Serviçais dos Mosqueteiros

 – Planchet – Um jovem da região de Picardy, que chama a atenção de Porthos na Ponte de la Tournelle, enquanto cospe para o rio. Porthos acha-lhe graça e contrata-o para ser o serviçal de D’Artagnan. Revela-se um auxiliar corajoso, inteligente e fiel.

 – Grimaud – Um bretão. Athos é um patrão rígido, que só autoriza o serviçal a falar em caso de emergência. Este comunica quase sempre por linguagem gestual.

 – Mousqueton – Um normando, cujo nome original é Boniface. Porthos, contudo, decide encontrar-lhe um nome mais sonante. Mostra-se um candidato a diletante, tão vaidoso como o patrão. Em vez de receber salário, é pago com provisões e roupas muito acima da média, fazendo bom uso das antigas vestimentas do patrão.

 – Bazin – Natural de Berry, Bazin é um homem religioso que anseia pelo dia em que o seu mestre (Aramis) se junte a uma ordem religiosa, uma vez que o seu desejo foi sempre o de servir um homem da Igreja.

 

Outros

 – Milady de Winter – Uma bela e cruel espia do Cardeal, em tempos esposa de Athos. D’Artagnan faz-se passar por um dos seus amantes de modo a possuí-la, o que provoca nela um ódio mortal.

 – Rochefort – Outro subalterno do Cardeal. No seguimento do primeiro confronto entre ambos, nos arredores de Paris, D’Artagnan jura vingar-se. Perde diversas oportunidades para isso, mas os seus caminhos voltam a cruzar-se no final do romance.

 – Constance Bonacieux – Costureira e confidente da Rainha. Depois de ser salva por D’Artagnan das mãos do Cardeal, torna-se no objecto do seu grande amor. Fica-lhe sempre grata pela protecção e apoio recebidos, mas o relacionamento entre ambos nunca se torna efectivo.

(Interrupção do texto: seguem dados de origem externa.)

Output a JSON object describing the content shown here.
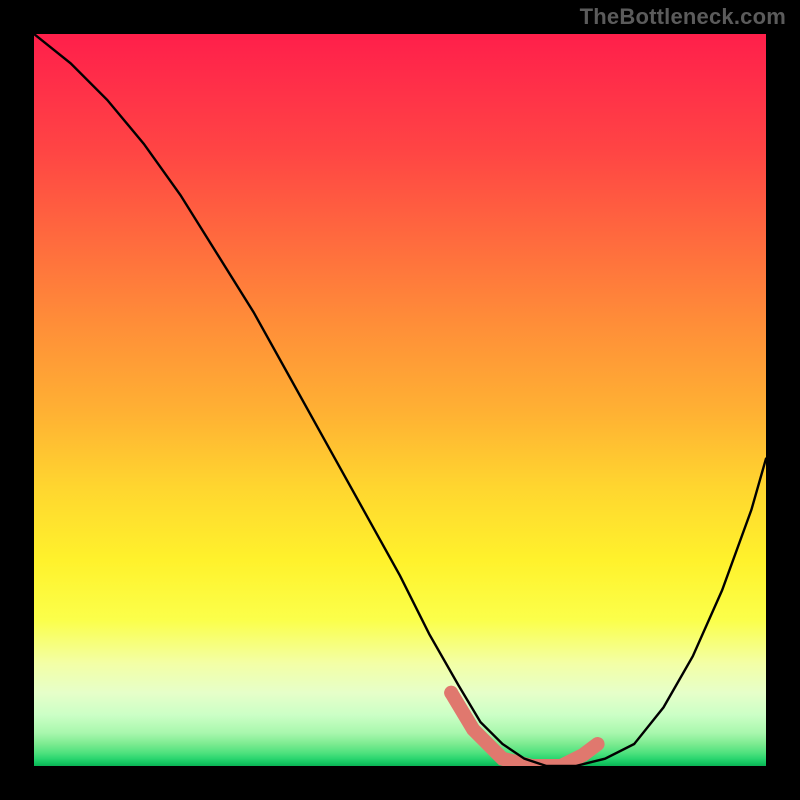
{
  "watermark": "TheBottleneck.com",
  "colors": {
    "background": "#000000",
    "curve": "#000000",
    "highlight": "#e0786e",
    "gradient_top": "#ff1f4a",
    "gradient_bottom": "#0ab455"
  },
  "chart_data": {
    "type": "line",
    "title": "",
    "xlabel": "",
    "ylabel": "",
    "xlim": [
      0,
      100
    ],
    "ylim": [
      0,
      100
    ],
    "series": [
      {
        "name": "bottleneck-curve",
        "x": [
          0,
          5,
          10,
          15,
          20,
          25,
          30,
          35,
          40,
          45,
          50,
          54,
          58,
          61,
          64,
          67,
          70,
          74,
          78,
          82,
          86,
          90,
          94,
          98,
          100
        ],
        "y": [
          100,
          96,
          91,
          85,
          78,
          70,
          62,
          53,
          44,
          35,
          26,
          18,
          11,
          6,
          3,
          1,
          0,
          0,
          1,
          3,
          8,
          15,
          24,
          35,
          42
        ]
      }
    ],
    "highlight": {
      "name": "optimal-zone",
      "x": [
        57,
        60,
        64,
        68,
        72,
        75,
        77
      ],
      "y": [
        10,
        5,
        1,
        0,
        0,
        1.5,
        3
      ]
    }
  }
}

 – Senhor Bonacieux – Marido de Constance. Começa por requisitar a ajuda de D’Artagnan para salvar a mulher das mãos do Cardeal, mas ao ser preso, descobre que é mais vantajoso entender-se com Richelieu. Acaba por se voltar contra a esposa e colabora mesmo em novo plano para a raptar.

 – Kitty – serviçal de Milady de Winter. Detesta a patroa e adora D’Artagnan.

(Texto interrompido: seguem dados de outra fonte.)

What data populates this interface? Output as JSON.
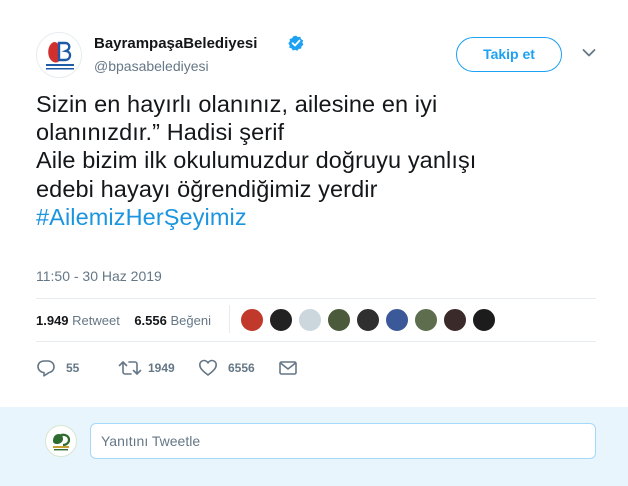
{
  "account": {
    "display_name": "BayrampaşaBelediyesi",
    "handle": "@bpasabelediyesi",
    "verified": true,
    "avatar_text": "BAYRAMPAŞA BELEDİYESİ"
  },
  "header": {
    "follow_label": "Takip et",
    "menu_icon": "chevron-down-icon"
  },
  "tweet": {
    "lines": [
      "Sizin en hayırlı olanınız, ailesine en iyi",
      "olanınızdır.” Hadisi şerif",
      "Aile bizim ilk okulumuzdur doğruyu yanlışı",
      "edebi hayayı öğrendiğimiz yerdir"
    ],
    "hashtag": "#AilemizHerŞeyimiz",
    "timestamp": "11:50 - 30 Haz 2019"
  },
  "stats": {
    "retweet_count": "1.949",
    "retweet_label": "Retweet",
    "like_count": "6.556",
    "like_label": "Beğeni"
  },
  "likers": [
    "#c0392b",
    "#222222",
    "#ccd6dd",
    "#4a5a3a",
    "#2f2f2f",
    "#3b5998",
    "#5d6d4e",
    "#3a2a2a",
    "#1c1c1c"
  ],
  "actions": {
    "reply_count": "55",
    "retweet_count": "1949",
    "like_count": "6556"
  },
  "reply": {
    "placeholder": "Yanıtını Tweetle"
  },
  "colors": {
    "accent": "#1da1f2",
    "hashtag": "#1b95e0",
    "muted": "#657786",
    "reply_bg": "#e8f5fd"
  }
}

 – Lord Winter – irmão do segundo marido de Milady, que sofreu morte misteriosa (aparentemente envenenado por ela). É ele que aprisiona a espia quando esta chega a Inglaterra e decide condená-la ao exílio. Mais tarde, colabora no seu julgamento final.

 

Personagens históricos

 – Rei Luís XIII – Retratado por Dumas como um monarca de fraca índole, quase sempre manipulado por colaboradores.

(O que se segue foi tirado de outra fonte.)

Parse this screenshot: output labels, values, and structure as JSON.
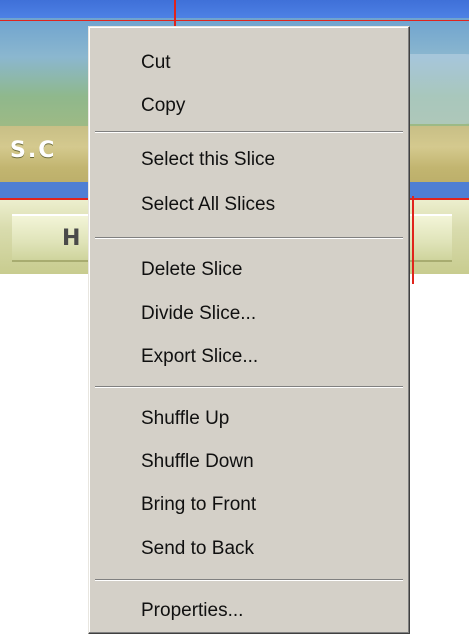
{
  "background": {
    "banner_text": "S.C",
    "nav_letter": "H"
  },
  "context_menu": {
    "groups": [
      [
        "Cut",
        "Copy"
      ],
      [
        "Select this Slice",
        "Select All Slices"
      ],
      [
        "Delete Slice",
        "Divide Slice...",
        "Export Slice..."
      ],
      [
        "Shuffle Up",
        "Shuffle Down",
        "Bring to Front",
        "Send to Back"
      ],
      [
        "Properties..."
      ]
    ],
    "items": {
      "cut": "Cut",
      "copy": "Copy",
      "select_this_slice": "Select this Slice",
      "select_all_slices": "Select All Slices",
      "delete_slice": "Delete Slice",
      "divide_slice": "Divide Slice...",
      "export_slice": "Export Slice...",
      "shuffle_up": "Shuffle Up",
      "shuffle_down": "Shuffle Down",
      "bring_to_front": "Bring to Front",
      "send_to_back": "Send to Back",
      "properties": "Properties..."
    }
  },
  "colors": {
    "menu_face": "#d4d0c8",
    "slice_line": "#e0241c",
    "top_bar_blue": "#3f70d8"
  }
}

 – Rainha Ana – A infeliz rainha de França.

 – Cardeal Richelieu – Armand Jean du Plessis, colaborador directo do Rei que tenta prejudicar a Rainha depois de ter sido rejeitado por esta. Dumas afirma que este tem 36 ou 37 anos, apesar do mesmo já estar nos 40, em 1625.

 – Senhor de Tréville – Capitão dos Mosqueteiros e de certa forma mentor de D’Artagnan, embora lhe caiba um papel breve no enredo.

 – George Villiers, Duque de Buckingham – Homem atraente e carismático, habituado a controlar os acontecimentos – pouco lhe incomoda, por exemplo, dar início a uma guerra entre Inglaterra e França, por motivos pessoais. O seu jogo de sedução com a Rainha Ana coloca a mesma em dificuldades.

 – John Felton – Militar puritano, destacado para ser o guarda da prisioneira Milady. De nada servem os avisos que recebe, deixando-se seduzir e enganar por esta no espaço de poucos dias. Mata o Duque de Buckingham para agradá-la.